LeBron James always has been an advocate of athletes using their platforms to raise awareness on social issues, and the Lakers star did just that Wednesday night.
“I got one question for you guys before you guys leave,” James told reporters, as transcribed by Mark Medina of NBA.com. “I was thinking on my way over here. I was wondering why I haven’t gotten a question from you guys about the Jerry Jones photo. But when the Kyrie (Irving) thing was going on, you guys were quick to ask those questions about that. Hold on, hold. I don’t even want you guys to say nothing. When I watched Kyrie talk and he says, ‘I know who I am, but I want to keep the same energy when we’re talking about my people and the things that we have been through,’ and that Jerry Jones photo is one of those moments that our people, Black people, have been through in America.
“I felt like as a Black man and a Black athlete and someone with power and a platform, when we do something wrong or something that people don’t agree with, it’s on every single tabloid, every single news coverage and it’s on the bottom ticker. I’m asked about it every single day. It seems like to me that the whole Jerry Jones situation and photo, and I know it was years and years ago and we all make mistakes — I get it. But it seemed like it’s been buried under, like, ‘Oh, it happened. We just move on.’ I was disappointed I haven’t received that question from you guys. Appreciate it.”

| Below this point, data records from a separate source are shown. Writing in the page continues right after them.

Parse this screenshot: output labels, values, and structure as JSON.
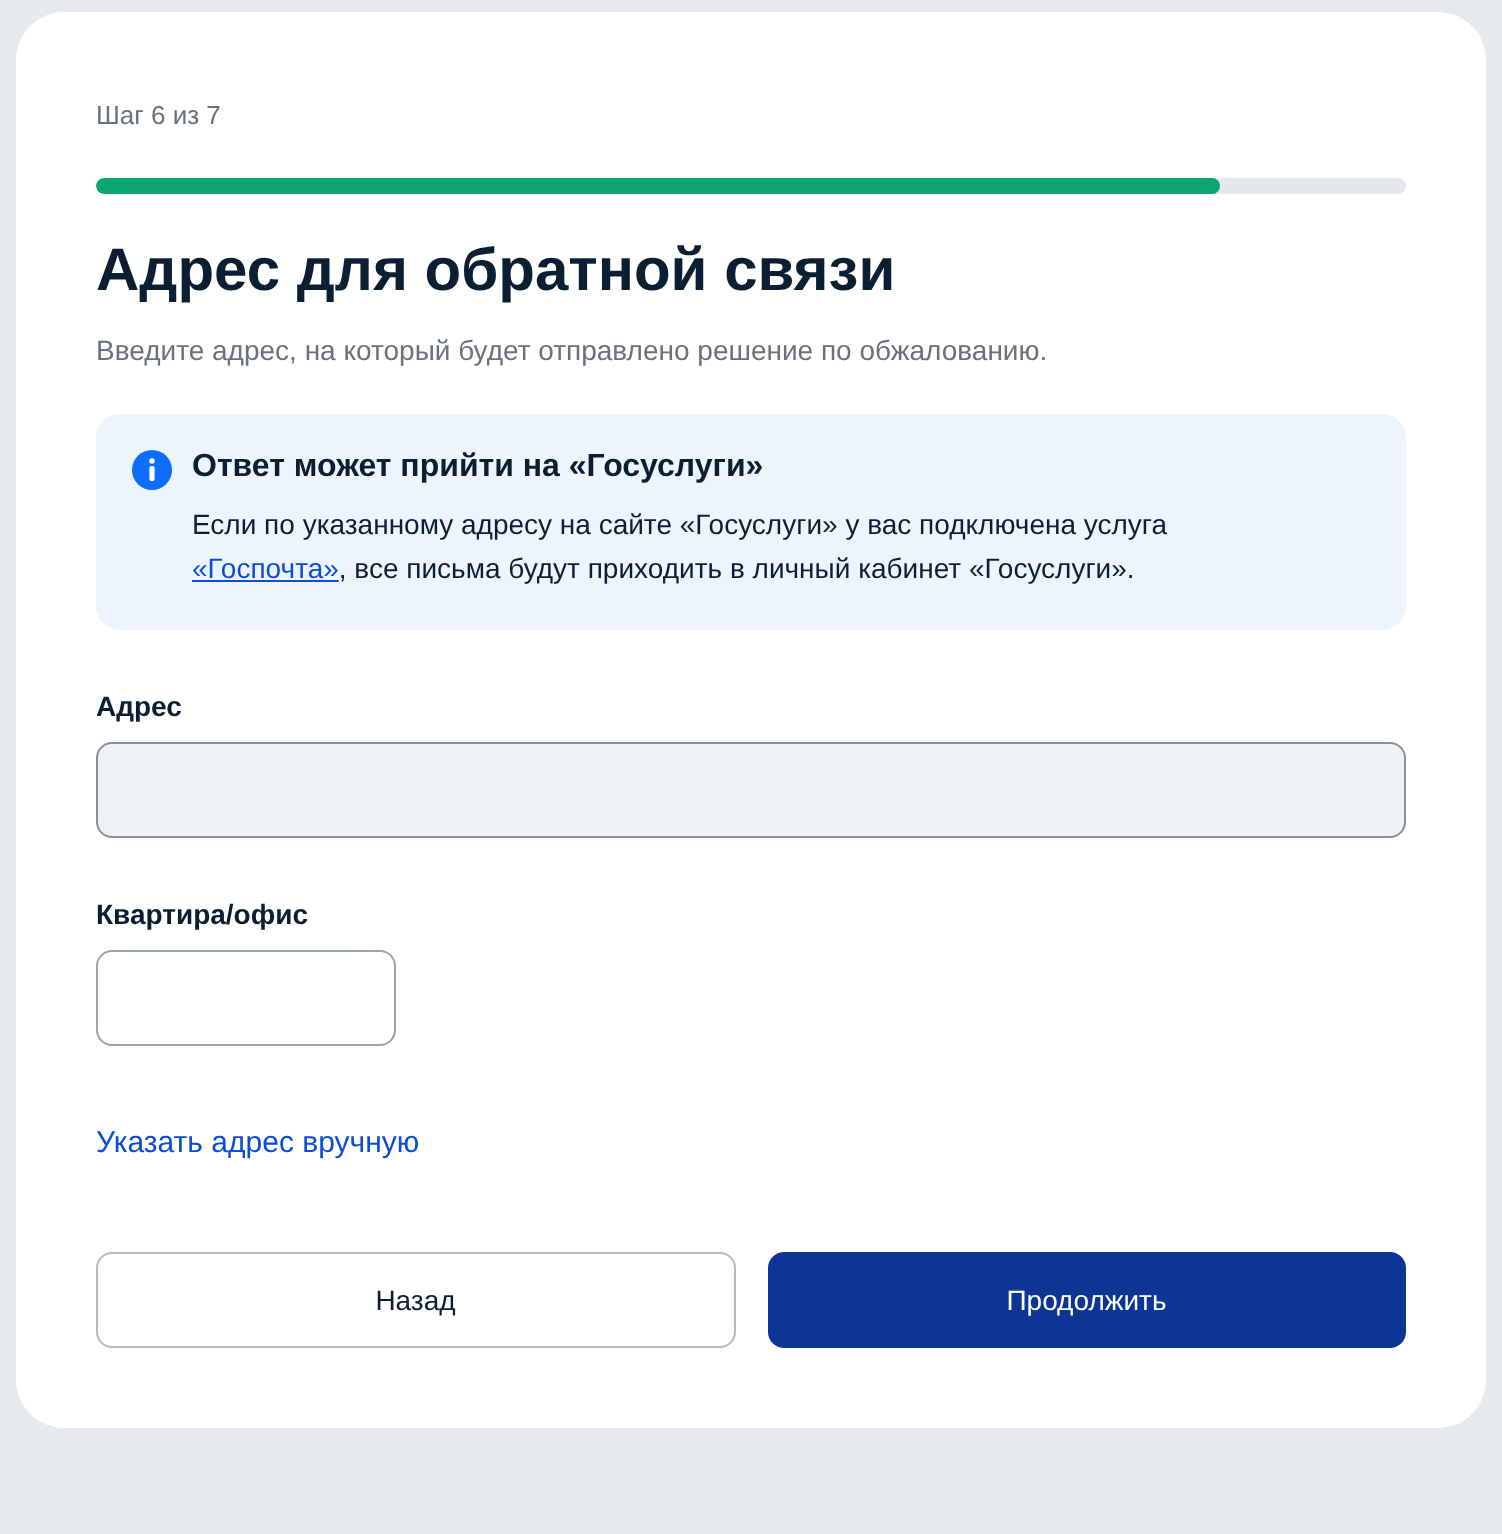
{
  "step": {
    "label": "Шаг 6 из 7",
    "level": 0.858
  },
  "title": "Адрес для обратной связи",
  "subtitle": "Введите адрес, на который будет отправлено решение по обжалованию.",
  "notice": {
    "title": "Ответ может прийти на «Госуслуги»",
    "text_before": "Если по указанному адресу на сайте «Госуслуги» у вас подключена услуга ",
    "link": "«Госпочта»",
    "text_after": ", все письма будут приходить в личный кабинет «Госуслуги»."
  },
  "fields": [
    {
      "label": "Адрес",
      "kind": "wide",
      "disabled": true
    },
    {
      "label": "Квартира/офис",
      "kind": "short",
      "disabled": false
    }
  ],
  "manual_link": "Указать адрес вручную",
  "buttons": [
    {
      "label": "Назад",
      "kind": "secondary"
    },
    {
      "label": "Продолжить",
      "kind": "primary"
    }
  ]
}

Last Wednesday, David Maraniss and Sally Jenkins of the Washington Post published a feature on the Dallas Cowboys owner that pointed out how despite how much Jones has changed the NFL, the 80-year-old has yet to hire a Black head coach. The feature, as part of the publication’s “Black Out” series, revealed a photo of Jones standing in front of North Little Rock High among other white students to prevent six Black students attempting to desegregate the school.
The confrontation occurred 65 years ago, on Sept. 9, 1957, during the same month a more high-profile incident occurred at Little Rock Central High. President Dwight D. Eisenhower dispatched federal troops to escort Black students, known as the Little Rock Nine, past spitting hordes of people. The story is regarded as a pivotal moment in the civil rights movement.
“It overshadowed the ugly events unfolding contemporaneously at Jones’s high school on the other side of the Arkansas River — an episode mostly lost to history, though not entirely,” the Washington Post wrote.
Jones’ comments differ from what his high school head coach told the team. Jim Albright had warned there might be trouble and said he “didn?t want to see any of you knot-heads near the front of that school tomorrow.”
Jones told the Washington Post: “I don’t know that I or anybody anticipated or had a background of knowing … what was involved. It was more a curious thing.”
ESPN’s Stephen A. Smith defended the Cowboys owner and was upset by the backlash Jones received since he was only 14 years old at the time of the photo.
On Nov. 5, Irving was suspended by the Brooklyn Nets after the 30-year-old refused to apologize for sharing a link to a documentary containing anti-Semitic tropes on social media. James, Boston Celtics star Jaylen Brown and other NBA players believed the terms of the suspension to be excessive.
James grew in Akron, Ohio, but he identified as a Cowboys fan for much of his life. However, he revealed in October he had stopped supporting the team after Jones did not allow his players to kneel during the national anthem in solidarity for then-San Francisco 49ers quarterback Colin Kaepernick’s peaceful protest against police brutality.